In summary, Southern Pacific teaches that: (1) a carrier has a right and a duty to collect its freight charges against any party liable for them; and (2) courts should be reluctant to imply affirmative defenses in favor of a shipper which is contractually obligated to pay the carrier’s freight bill. Southern Pacific is indistinguishable in principle from today’s case and controls its outcome. Both Southern Pacific and Graneo failed to comply with an obligation to collect the freight from their consignees. A statute imposed this obligation on Southern Pacific; Graneo assumed this obligation when it accepted a freight collect shipment. In both cases the shipper suffered financial harm as a result of the carrier’s omission. But the Supreme Court concluded that the failure of the carrier to collect the freight or verify the consignee’s credit did not provide the shipper with a defense to the carrier’s claim for the freight charges. Similarly, no affirmative defense is available to Florida because of Granco’s failure to collect the freight from the consignees.

CONCLUSION

The district court, without determining how much freight was due on the shipment of the asphalt plants in addition to the sum Graneo collected from the consignees, concluded that Graneo was not entitled to recover any additional sums. We disagree with this determination for the reasons stated above and accordingly reverse the judgment entered in favor of Florida and remand this case to the district court for further proceedings consistent with this opinion. 
      
      . The Court in Southern Pacific did not foreclose implication of an affirmative defense to the shipper or consignee in the so called "double payment” cases. See Southern Pacific Transp. Co. v. Campbell Soup Co., 455 F.2d 1219 (1972); Consolidated Freightways Corp. v. Admiral Corp., 442 F.2d 56 (1971); Farrell Lines, Inc. v. Titan Industrial Corp., 306 F.Supp. 1348 (S.D.N.Y.), aff'd, 419 F.2d 835 (1969), cert. denied, 397 U.S. 1042, 90 S.Ct. 1365, 25 L.Ed.2d 653 (1970); Southern Pacific Co. v. Valley Frosted Foods Co., 178 Pa. Super. 217, 116 A.2d 70 (1955).
      These cases typically arise in two ways. In some cases the carrier accepts freight from a freight forwarder which has collected the freight from the shipper. The carrier extends credit to the freight forwarder, who defaults and the carrier attempts to collect the freight from the shipper. In other cases the carrier extends credit to the shipper and marks the shipment prepaid. The consignee, relying on the carrier’s representation that the freight is paid, pays the freight to the shipper. When the shipper refuses to pay the freight to the carrier, the carrier seeks to recover from the consignee.

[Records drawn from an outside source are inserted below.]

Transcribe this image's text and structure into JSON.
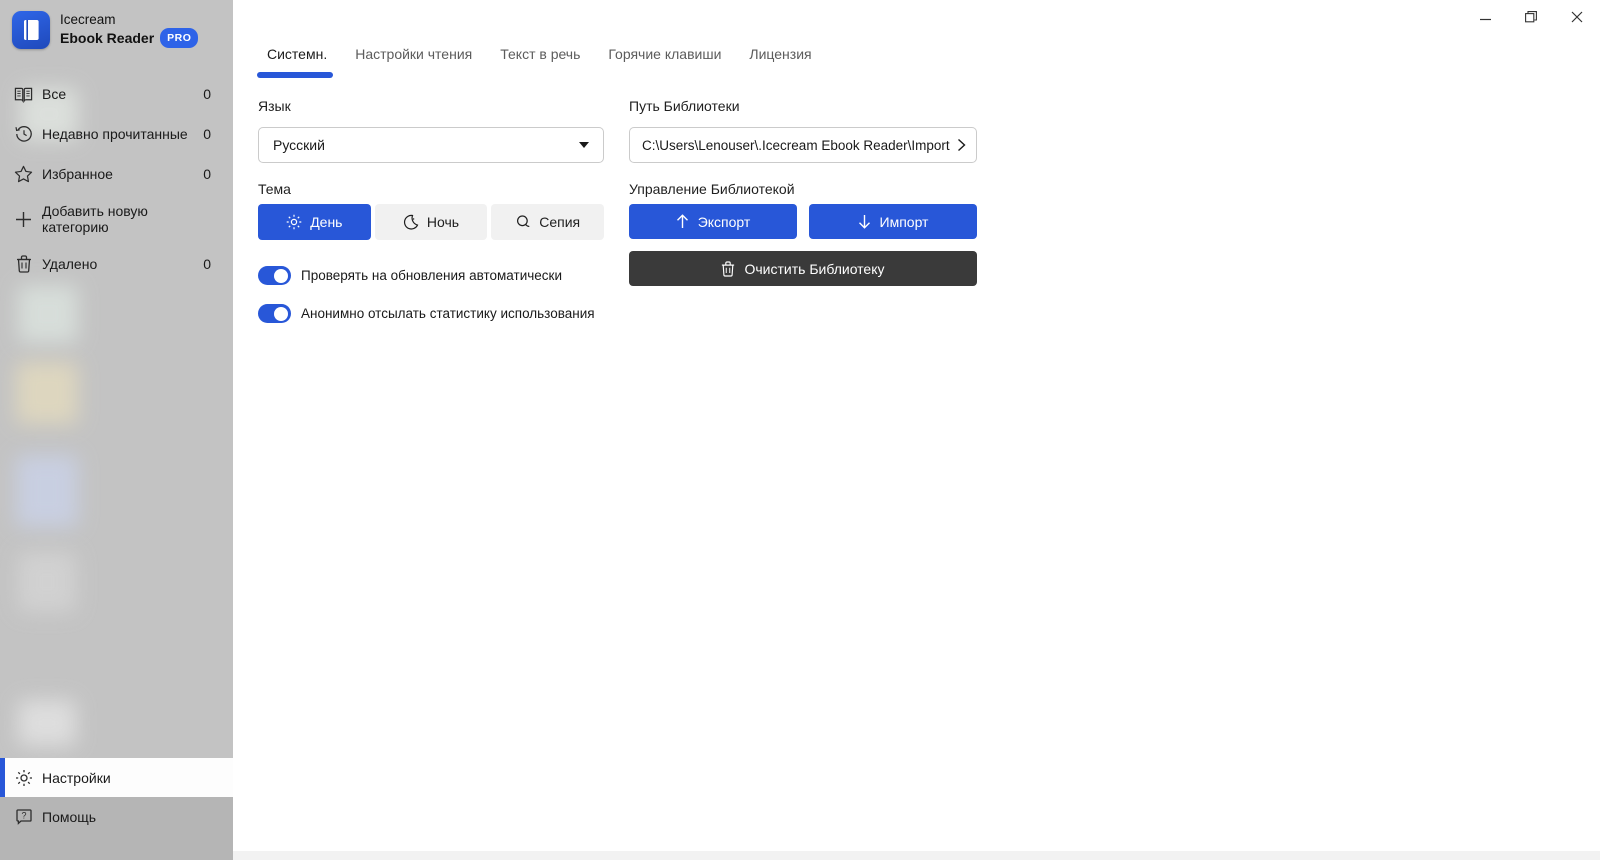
{
  "app": {
    "name_line1": "Icecream",
    "name_line2": "Ebook Reader",
    "badge": "PRO"
  },
  "window_controls": {
    "icons": [
      "minimize-icon",
      "restore-icon",
      "close-icon"
    ]
  },
  "sidebar": {
    "items": [
      {
        "label": "Все",
        "count": "0",
        "icon": "open-book-icon"
      },
      {
        "label": "Недавно прочитанные",
        "count": "0",
        "icon": "history-icon"
      },
      {
        "label": "Избранное",
        "count": "0",
        "icon": "star-icon"
      },
      {
        "label": "Добавить новую категорию",
        "count": "",
        "icon": "plus-icon"
      },
      {
        "label": "Удалено",
        "count": "0",
        "icon": "trash-icon"
      }
    ],
    "bottom": [
      {
        "label": "Настройки",
        "icon": "gear-icon",
        "active": true
      },
      {
        "label": "Помощь",
        "icon": "help-icon",
        "active": false
      }
    ]
  },
  "tabs": [
    {
      "label": "Системн.",
      "active": true
    },
    {
      "label": "Настройки чтения",
      "active": false
    },
    {
      "label": "Текст в речь",
      "active": false
    },
    {
      "label": "Горячие клавиши",
      "active": false
    },
    {
      "label": "Лицензия",
      "active": false
    }
  ],
  "settings": {
    "language": {
      "label": "Язык",
      "value": "Русский"
    },
    "theme": {
      "label": "Тема",
      "options": [
        {
          "label": "День",
          "icon": "sun-icon",
          "active": true
        },
        {
          "label": "Ночь",
          "icon": "moon-icon",
          "active": false
        },
        {
          "label": "Сепия",
          "icon": "sepia-icon",
          "active": false
        }
      ]
    },
    "toggles": [
      {
        "label": "Проверять на обновления автоматически",
        "on": true
      },
      {
        "label": "Анонимно отсылать статистику использования",
        "on": true
      }
    ],
    "library_path": {
      "label": "Путь Библиотеки",
      "value": "C:\\Users\\Lenouser\\.Icecream Ebook Reader\\Import"
    },
    "library_management": {
      "label": "Управление Библиотекой",
      "export_label": "Экспорт",
      "import_label": "Импорт",
      "clear_label": "Очистить Библиотеку"
    }
  },
  "colors": {
    "accent": "#2857d8",
    "badge": "#2e63e8",
    "dark_button": "#3a3a3a",
    "sidebar_bg": "#c3c3c3"
  }
}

      The Court distinguished these cases:
      Each and all of them involved a carrier’s misrepresentation, such as a false assertion of prepayment on the bill of lading, upon which a consignee detrimentally relied only to find itself later sued by the carrier for the same freight charges. We find that these double payment cases constitute their own category and stand against the placement of duplication of liability upon an innocent party. See Consolidated Freightways Corp. v. Admiral Corp., 442 F.2d at 65 (Stevens, J., concurring).
      
        Southern Pacific, 456 U.S. at 351, 102 S.Ct. at 1824.